To that end, I was involved in the creation of three posters: One on the use of MOCs in TAP – a somewhat extended version of something you saw on this blog first –, then one on data discovery in pyVO by Renaud Savalle (Paris) et al – a topic again familiar to readers of this blog – and finally one on improving the description of ADQL to enable more reliable machine validation of its grammar by Grégory Mantelet (Strasbourg) et al.

As the conference at large goes, I was really delighted to see how basically everyone talking about data publication at all was stressing they are “doing VO”, which was a very welcome change from, perhaps, 10 years ago when this kind of talk was typcially extolling the virtues of one particular web or javascript framework. One of the great thing about standards in general and the VO in particular is that they tend to be a lot more durable than all those frameworks.

The following Interop was a “short” one, lasting from Friday morning until Sunday noon, which meant that I was far too busy to do anything like a live blog while it went on. Let me hence just briefly point out the main talks related to GAVO's current activities and DaCHS.

In Data Curation and Preservation on Saturday morning, Baptiste Cecconi (Paris) gave a nice overview of – among other things – what our bridge between the Registry and b2find (in particular, using the VOResource to DataCite mapper) enables in the context of the EOSC, and he briefly touched the question of how to properly make landing pages for VO resources (for which I am currently using another piece of XSLT).

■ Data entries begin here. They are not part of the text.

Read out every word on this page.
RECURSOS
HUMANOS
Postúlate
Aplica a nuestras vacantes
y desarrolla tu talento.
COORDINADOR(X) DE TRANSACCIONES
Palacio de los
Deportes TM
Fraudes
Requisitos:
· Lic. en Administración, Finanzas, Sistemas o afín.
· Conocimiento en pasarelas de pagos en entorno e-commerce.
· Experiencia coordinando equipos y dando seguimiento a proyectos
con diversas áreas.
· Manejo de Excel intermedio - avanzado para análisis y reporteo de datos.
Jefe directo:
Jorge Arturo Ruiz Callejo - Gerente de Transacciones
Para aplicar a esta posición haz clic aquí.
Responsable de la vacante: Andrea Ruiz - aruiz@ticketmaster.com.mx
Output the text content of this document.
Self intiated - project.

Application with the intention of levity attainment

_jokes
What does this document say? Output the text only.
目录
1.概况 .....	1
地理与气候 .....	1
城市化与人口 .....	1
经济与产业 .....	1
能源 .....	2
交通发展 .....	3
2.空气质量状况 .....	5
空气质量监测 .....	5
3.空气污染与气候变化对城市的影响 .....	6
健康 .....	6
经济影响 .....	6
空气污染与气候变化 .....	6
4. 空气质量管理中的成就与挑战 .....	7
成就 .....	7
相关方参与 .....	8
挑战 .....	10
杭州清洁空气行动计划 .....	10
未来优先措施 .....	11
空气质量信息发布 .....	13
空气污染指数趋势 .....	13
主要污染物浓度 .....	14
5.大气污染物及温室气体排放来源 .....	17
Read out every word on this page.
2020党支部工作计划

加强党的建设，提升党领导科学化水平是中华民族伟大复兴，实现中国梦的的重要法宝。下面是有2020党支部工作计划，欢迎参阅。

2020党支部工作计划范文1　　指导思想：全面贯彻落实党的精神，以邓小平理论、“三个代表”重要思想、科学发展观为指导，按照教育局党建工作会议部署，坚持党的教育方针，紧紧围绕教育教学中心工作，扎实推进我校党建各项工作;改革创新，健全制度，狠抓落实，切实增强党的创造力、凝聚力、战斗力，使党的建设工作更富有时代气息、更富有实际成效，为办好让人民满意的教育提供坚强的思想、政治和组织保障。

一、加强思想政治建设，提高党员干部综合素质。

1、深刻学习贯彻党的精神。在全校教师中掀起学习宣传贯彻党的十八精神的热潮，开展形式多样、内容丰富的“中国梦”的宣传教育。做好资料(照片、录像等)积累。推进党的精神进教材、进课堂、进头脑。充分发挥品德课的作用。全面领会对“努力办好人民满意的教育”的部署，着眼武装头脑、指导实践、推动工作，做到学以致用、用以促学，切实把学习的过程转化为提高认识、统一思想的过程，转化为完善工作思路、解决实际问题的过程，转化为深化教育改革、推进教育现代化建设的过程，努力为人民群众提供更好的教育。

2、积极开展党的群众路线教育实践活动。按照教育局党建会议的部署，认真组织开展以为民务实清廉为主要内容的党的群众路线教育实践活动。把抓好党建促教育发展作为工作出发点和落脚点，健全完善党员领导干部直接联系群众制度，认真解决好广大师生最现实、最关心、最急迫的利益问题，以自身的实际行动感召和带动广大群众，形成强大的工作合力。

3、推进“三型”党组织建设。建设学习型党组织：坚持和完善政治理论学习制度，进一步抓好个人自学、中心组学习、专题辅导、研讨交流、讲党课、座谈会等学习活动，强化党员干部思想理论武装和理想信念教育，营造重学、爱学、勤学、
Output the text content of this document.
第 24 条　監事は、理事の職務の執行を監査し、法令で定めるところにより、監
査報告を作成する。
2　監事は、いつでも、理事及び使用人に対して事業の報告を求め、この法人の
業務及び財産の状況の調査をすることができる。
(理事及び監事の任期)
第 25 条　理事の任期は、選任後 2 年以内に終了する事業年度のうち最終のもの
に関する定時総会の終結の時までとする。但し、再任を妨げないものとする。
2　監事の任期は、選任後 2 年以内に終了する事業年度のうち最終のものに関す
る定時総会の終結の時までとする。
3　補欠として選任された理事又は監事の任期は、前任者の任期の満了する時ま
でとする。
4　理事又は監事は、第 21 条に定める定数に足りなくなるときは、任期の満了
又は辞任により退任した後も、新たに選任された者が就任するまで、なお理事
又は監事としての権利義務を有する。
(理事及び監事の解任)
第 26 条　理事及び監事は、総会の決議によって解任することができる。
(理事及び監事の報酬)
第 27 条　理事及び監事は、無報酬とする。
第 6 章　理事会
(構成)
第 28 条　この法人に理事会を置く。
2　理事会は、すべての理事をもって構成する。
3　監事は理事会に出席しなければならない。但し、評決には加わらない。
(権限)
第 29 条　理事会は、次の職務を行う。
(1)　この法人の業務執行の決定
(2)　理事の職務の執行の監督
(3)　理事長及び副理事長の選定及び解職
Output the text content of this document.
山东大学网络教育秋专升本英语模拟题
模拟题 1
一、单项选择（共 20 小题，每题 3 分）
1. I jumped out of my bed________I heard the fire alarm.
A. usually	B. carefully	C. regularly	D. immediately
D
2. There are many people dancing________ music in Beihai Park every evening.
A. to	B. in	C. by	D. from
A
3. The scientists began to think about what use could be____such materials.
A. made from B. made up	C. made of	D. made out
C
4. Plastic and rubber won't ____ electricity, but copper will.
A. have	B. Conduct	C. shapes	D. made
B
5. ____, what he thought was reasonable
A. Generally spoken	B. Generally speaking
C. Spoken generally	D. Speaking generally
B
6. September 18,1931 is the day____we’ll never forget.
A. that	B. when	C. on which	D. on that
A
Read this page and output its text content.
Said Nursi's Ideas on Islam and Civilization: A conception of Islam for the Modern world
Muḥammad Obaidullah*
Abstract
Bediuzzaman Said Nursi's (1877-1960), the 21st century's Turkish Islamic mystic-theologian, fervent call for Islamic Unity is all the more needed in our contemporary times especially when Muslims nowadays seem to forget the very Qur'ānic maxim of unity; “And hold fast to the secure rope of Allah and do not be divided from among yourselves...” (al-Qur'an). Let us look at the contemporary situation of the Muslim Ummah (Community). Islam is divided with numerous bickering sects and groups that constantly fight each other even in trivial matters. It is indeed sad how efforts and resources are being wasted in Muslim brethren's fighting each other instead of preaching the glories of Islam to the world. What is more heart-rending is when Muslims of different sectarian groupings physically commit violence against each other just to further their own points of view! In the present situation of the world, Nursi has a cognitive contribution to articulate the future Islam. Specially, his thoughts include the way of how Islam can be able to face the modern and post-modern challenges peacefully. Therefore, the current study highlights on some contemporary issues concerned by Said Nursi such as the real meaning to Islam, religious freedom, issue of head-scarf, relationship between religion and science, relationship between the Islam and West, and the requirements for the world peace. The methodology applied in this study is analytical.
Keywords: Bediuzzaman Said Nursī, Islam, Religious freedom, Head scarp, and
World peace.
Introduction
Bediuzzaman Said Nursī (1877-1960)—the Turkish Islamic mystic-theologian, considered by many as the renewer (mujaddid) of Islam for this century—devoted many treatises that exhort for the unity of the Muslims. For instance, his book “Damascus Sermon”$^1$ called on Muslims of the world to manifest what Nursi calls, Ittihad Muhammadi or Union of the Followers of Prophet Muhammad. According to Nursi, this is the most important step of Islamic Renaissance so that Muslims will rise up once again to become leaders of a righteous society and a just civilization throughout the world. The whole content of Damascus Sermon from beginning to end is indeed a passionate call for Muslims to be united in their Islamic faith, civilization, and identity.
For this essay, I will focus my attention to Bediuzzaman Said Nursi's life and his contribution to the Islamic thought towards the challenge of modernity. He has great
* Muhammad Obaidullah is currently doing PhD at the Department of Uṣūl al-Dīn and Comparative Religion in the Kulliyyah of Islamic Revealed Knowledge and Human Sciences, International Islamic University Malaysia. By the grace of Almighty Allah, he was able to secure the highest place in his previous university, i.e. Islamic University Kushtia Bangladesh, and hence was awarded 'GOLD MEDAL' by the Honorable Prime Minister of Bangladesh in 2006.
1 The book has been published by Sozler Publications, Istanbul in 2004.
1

In the Radio session later that morning, Ixaka Labadie (Granada) gave a talk on how he is using DaCHS to deliver 3D visualisations for fairly impressive (prototype) SKA data. I particularly liked his illustrations of how DaCHS does Datalink and SODA. See his slide 12:

Boxes and arrows illustrating how SIAP and Datalink are described in DaCHS resource descriptors

In the afternoon, there was the Registry session, which featured me talking about the harvest trigger service I have been running for a while to help people across the anticlimactic moment when you have published your new resource but it won't show up in TOPCAT or pyVO for a day or so.

The bulk of this session, however, was used for a discussion about various shortcomings of the Registry or its interfaces that I found pleasantly productive – incidentally, just like the discussion on word lists in EPN-TAP on Friday afternoon's Solar System Session that I had the pleasure to chair.

In the DAL session on that afternoon, I had two talks: One was on the proposed new interoperable user-defined functions already implemented in DaCHS' ADQL and now coming up in several other services, too. Note to self: Some of these would probably be rather suitable blog post material.

The second talk was a sort of brief show-and-tell pitch, in which I pointed out that hierarchical TAP examples using the elegant examples:continued property now actually work in both pyVO and TOPCAT:

A three-level popup menu Service Provided -> Local UDFs -> using ivo_histogram

Finally, in Sunday morning's Apps session, I talked about global image discovery in pyVO. This was about an early promise of the VO: just say where in space, time, and spectrum you need an image (or spectrum, or time series, or whatever), and some apparatus will find and query all the services that could have pertinent data. It would then present the metadata of the datasets it found in some useful form that would let you make informed decisions which to fetch.

This was not too difficult in the olden days, but by now the VO is so big and complicated that a pyVO module with fairly involved logic is required. If you don't want to read the notes here, don't worry: I can safely predict that you'll read more about that topic on this blog.

This is nowhere near done yet; so, it is one more piece of homework that I am taking home with me.